Artstor Celebrates Women’s History Month

Hartsook Photo; Group portrait of eight women holding a sign listing the planks to be presented by the National League of Women Voters to the Democratic Platform Committee; 1920. This image is made available by the Schlesinger Library, Radcliffe Institute, Harvard University.

March is Women’s History Month, and Artstor Digital Library is celebrating women who shaped the political and social landscape of America by highlighting The Schlesinger History of Women in America, an expansive photographic collection from the archives of the Arthur and Elizabeth Schlesinger Library at Harvard University.

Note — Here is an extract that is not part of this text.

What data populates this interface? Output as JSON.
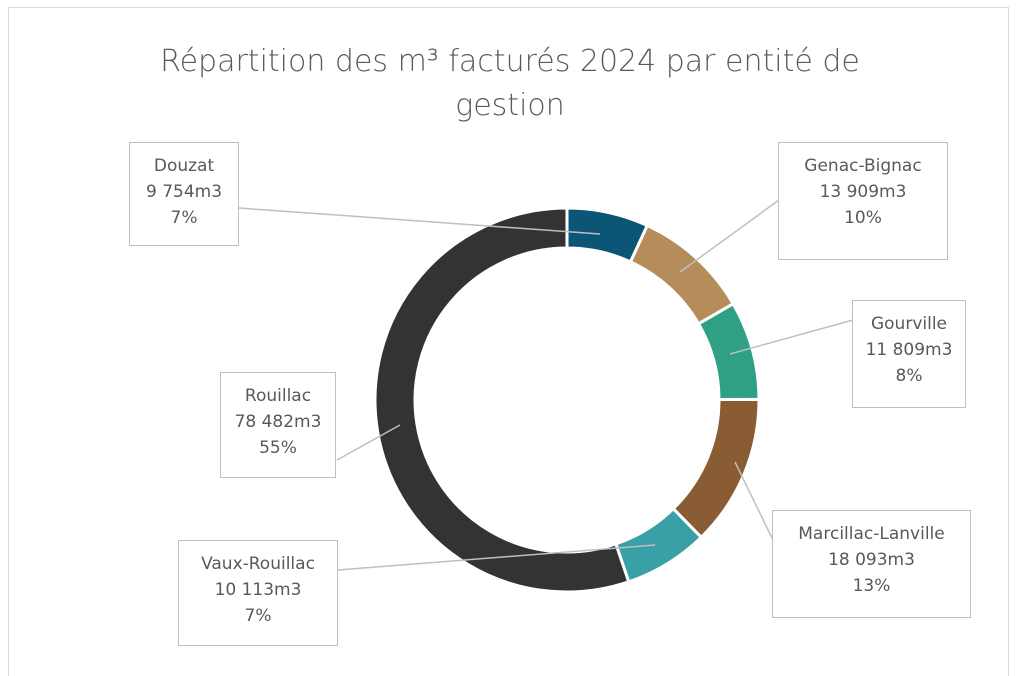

Documenting American women’s experiences from the 1840s through the 1990s, the Schlesinger archive houses 36,000 professional and amateur photographs. It features photos of, and by, exceptional women like Maud Wood Park, the first president of the League of Women Voters, Edith Spurlock Sampson, the first African American woman to become a delegate of the United Nations, as well as candid shots of women at work and leisure.

Artstor is a database consisting of more than one million images covering art, architecture and archeology. Collections can be searched as a whole or individually. Made up of 10 distinct image collections: The Image Gallery; The Art History Survey Collection; The Illustrated Bartsch, The Carnegie Arts of the United States Collection, The Huntington Archive of Asian Art; The Mellon International Dunhuang Archive; The Museum of Modern Art Architecture and Design Collection; Native American Art and Culture, National Anthropological Archives, Smithsonian Institution; and Schlesinger History of Women in America Collection.  Artstor can be found in the library’s list of All Databases.

United States Information Service; Untitled [Mrs. Edith Sampson gives press conference 1951 on May 11 at the Bristol Hotel in Vienna]; 1951. This image is made available by the Schlesinger Library, Radcliffe Institute, Harvard University.
Boston Globe; Untitled [Florence Luscomb]; 1974. This image is made available by the Schlesinger Library, Radcliffe Institute, Harvard University.